Failed to remove Org VCD

Submitted by Bart Oevering on Tue, 02/06/2024 - 10:47
 
 
Follow your favourite author

Leave us your email address and be the first to receive a notification when Bart posts a new blog.

Failed to remove Org VCD
Tue 06 Feb, 2024
Since last year I have been busy with VMware Cloud Director (VCD) and the new versions show great collaborations with VMware NSX, more about that in future blogs. But I think I may have discovered a bug in this new version, so let's get into it!
Textarea

VMware Cloud Director

This is my first blog about VMware Cloud Director. A VCD introduction blog was my first intention to write, until I discovered this bug and wanted to share it right away. Basic knowledge of VCD is required for this blog.

Some background

On November 30th, version 10.5.1 of VCD was released (VMware Cloud Director 10.5.1 is now GA) and I wasted no time upgrading my LAB VCD to this new version. Since I only use my VCD in test situations, without a real Org VDC, the easiest way was to just scrap the old VM and deploy a new one. That's exactly what I did.

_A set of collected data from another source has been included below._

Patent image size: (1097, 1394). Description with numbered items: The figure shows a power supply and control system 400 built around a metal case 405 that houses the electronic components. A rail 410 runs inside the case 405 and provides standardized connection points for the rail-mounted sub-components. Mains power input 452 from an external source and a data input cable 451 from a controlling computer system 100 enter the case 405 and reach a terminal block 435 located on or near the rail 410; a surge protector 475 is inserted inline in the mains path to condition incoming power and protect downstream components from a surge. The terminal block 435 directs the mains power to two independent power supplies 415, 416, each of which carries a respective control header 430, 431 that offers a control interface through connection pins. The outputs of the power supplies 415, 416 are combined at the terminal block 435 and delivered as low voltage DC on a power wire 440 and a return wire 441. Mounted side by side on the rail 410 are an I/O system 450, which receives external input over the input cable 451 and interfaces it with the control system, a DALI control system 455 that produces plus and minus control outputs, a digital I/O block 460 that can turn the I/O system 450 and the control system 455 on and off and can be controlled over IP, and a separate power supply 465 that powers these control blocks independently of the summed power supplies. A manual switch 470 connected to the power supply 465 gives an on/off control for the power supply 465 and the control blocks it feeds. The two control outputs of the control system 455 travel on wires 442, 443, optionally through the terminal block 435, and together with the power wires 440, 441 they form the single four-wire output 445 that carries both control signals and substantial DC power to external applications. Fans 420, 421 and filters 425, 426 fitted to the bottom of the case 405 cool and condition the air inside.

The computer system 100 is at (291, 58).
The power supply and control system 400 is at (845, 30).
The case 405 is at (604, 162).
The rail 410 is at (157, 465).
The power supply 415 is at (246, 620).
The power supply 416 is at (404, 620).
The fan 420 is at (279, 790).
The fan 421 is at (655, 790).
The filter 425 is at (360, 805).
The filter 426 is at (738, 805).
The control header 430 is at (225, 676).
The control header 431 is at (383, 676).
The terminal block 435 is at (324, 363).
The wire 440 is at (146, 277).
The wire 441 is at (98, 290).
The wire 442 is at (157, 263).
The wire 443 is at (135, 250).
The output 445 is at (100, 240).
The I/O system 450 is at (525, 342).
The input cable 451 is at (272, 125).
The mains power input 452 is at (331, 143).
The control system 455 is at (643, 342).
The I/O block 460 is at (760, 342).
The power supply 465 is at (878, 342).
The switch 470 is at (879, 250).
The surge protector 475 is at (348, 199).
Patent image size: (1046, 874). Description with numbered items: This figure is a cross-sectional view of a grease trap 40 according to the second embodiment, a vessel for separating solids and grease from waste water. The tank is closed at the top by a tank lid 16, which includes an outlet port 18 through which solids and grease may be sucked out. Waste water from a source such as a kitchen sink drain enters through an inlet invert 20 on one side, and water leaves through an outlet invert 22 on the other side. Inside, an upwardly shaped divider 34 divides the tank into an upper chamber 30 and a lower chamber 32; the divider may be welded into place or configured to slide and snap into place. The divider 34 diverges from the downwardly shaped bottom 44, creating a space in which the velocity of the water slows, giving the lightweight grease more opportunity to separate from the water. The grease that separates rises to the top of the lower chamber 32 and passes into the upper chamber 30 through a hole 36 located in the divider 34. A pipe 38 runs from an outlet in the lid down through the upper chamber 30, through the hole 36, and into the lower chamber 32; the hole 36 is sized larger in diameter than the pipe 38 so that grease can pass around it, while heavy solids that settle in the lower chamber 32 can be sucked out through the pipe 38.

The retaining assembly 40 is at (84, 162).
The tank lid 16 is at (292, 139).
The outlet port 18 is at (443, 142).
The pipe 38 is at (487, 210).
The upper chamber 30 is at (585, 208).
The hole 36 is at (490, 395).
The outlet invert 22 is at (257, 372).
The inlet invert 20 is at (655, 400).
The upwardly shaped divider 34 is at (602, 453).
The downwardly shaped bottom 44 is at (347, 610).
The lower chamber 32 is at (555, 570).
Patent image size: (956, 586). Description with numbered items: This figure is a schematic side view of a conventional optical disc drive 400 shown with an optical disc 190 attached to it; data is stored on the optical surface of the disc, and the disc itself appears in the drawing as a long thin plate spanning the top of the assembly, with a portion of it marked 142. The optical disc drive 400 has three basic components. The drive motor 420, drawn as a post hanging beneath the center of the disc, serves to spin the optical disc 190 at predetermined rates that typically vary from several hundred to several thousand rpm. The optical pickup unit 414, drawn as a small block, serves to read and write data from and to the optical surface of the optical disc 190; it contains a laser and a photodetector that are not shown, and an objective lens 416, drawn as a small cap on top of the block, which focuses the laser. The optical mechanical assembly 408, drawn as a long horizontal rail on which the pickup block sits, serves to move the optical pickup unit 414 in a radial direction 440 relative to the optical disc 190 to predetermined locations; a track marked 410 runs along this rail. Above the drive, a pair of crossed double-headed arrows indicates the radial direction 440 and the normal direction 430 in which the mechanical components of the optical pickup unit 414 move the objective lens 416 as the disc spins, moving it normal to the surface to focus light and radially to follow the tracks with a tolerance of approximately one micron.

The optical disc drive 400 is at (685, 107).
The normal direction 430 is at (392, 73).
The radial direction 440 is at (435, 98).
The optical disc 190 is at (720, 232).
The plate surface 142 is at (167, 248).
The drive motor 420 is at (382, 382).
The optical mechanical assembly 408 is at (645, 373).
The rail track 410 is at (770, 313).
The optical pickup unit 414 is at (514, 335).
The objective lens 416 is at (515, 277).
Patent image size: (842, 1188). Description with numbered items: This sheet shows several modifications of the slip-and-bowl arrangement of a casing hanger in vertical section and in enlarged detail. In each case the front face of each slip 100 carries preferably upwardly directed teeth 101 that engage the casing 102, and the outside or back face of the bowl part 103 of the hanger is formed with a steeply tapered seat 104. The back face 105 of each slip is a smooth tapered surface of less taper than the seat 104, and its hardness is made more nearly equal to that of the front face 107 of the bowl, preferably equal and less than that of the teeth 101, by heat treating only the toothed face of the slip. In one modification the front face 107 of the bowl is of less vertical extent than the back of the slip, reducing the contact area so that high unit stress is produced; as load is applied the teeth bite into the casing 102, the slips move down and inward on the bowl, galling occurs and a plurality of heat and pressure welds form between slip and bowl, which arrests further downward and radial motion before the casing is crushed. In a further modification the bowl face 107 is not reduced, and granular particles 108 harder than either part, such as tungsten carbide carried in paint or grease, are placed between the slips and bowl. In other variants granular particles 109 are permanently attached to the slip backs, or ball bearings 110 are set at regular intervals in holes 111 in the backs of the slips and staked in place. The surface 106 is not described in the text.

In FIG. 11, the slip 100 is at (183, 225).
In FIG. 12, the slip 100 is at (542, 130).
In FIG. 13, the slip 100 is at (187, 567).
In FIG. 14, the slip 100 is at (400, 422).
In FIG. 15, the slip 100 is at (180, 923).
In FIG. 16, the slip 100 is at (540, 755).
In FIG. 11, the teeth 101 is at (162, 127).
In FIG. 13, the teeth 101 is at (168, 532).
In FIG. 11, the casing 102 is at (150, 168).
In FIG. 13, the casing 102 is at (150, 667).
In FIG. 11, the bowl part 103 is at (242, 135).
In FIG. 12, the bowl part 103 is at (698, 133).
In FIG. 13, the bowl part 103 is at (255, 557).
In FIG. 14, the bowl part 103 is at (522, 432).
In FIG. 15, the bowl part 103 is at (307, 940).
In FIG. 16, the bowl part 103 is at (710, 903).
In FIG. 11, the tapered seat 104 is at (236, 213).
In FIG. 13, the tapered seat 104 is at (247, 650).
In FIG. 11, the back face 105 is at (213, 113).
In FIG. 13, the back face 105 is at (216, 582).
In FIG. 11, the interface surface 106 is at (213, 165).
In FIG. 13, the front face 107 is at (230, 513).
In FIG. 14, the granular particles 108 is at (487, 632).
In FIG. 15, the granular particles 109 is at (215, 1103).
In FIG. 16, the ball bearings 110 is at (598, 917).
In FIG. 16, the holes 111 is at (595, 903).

All worked well and I started to play around with the "NSX Tenancy" setting. This setting provides the translation from VCD organizations into VMware NSX Projects, allowing to easily separate tenants into their own 'project' space. The project limits the scope of items shown and allows for a more cloud provider-like setup. A dedicated 'Short log identifier' is also set for all syslog messages from the named organization. This allows you to split it into a dedicated syslog collector for that tenant/project.

The error

Since I'm only using this VCD for testing, I wanted to reproduce what I just built and try it again. My experience is if something works straight out of the box, it either works very well or it works by chance and often breaks the second time 😁. So I tried to delete the Org VDC I created. VCD was able to remove most network components, but not the Virtual Datacenter.

Code (new)

Operation: Deleted Virtual Datacenter 020_Rattmann(0d790692-d362-42db-8223-f005a717df53) Type: vdc Status: Failed Organization: System Service Namespace: com.vmware.vcloud Details: [ 7faf1e0f-775f-4576-bd0b-a878b49c7c90 ] Internal Server Error - Bad Request: The object path=[/orgs/default/projects/06035aea-d0e9-4f1c-b5aa-ec8df0ada9c3] cannot be deleted as either it has children or it is being referenced by other objects path=[/orgs/default/projects/06035aea-d0e9-4f1c-b5aa-ec8df0ada9c3/infra/domains/default/gateway-policies/79790f77-e28c-4305-8746-f366b29465e6], error code 500030 Debug Information: com.vmware.vcloud.api.presentation.service.InternalServerErrorException: Internal Server Error at com.vmware.vcloud.api.presentation.service.impl.VdcServiceAdapterImpl.waitForFuture(VdcServiceAdapterImpl.java:2621)

Image
VCD deleted failed
Textarea

Start the investigation

The error shows us that the item cannot be deleted because it is still in use. Well, that's not so nice! First let's check what else is configured for that Org VDC. That’s strange, I couldn't find any configuration items still in use. I looked at the error again and saw that it comes directly from NSX, as I recognize the API path (/orgs/default/projects//infra/domains/....). My second research focused on NSX, but I still couldn't find anything in use there either.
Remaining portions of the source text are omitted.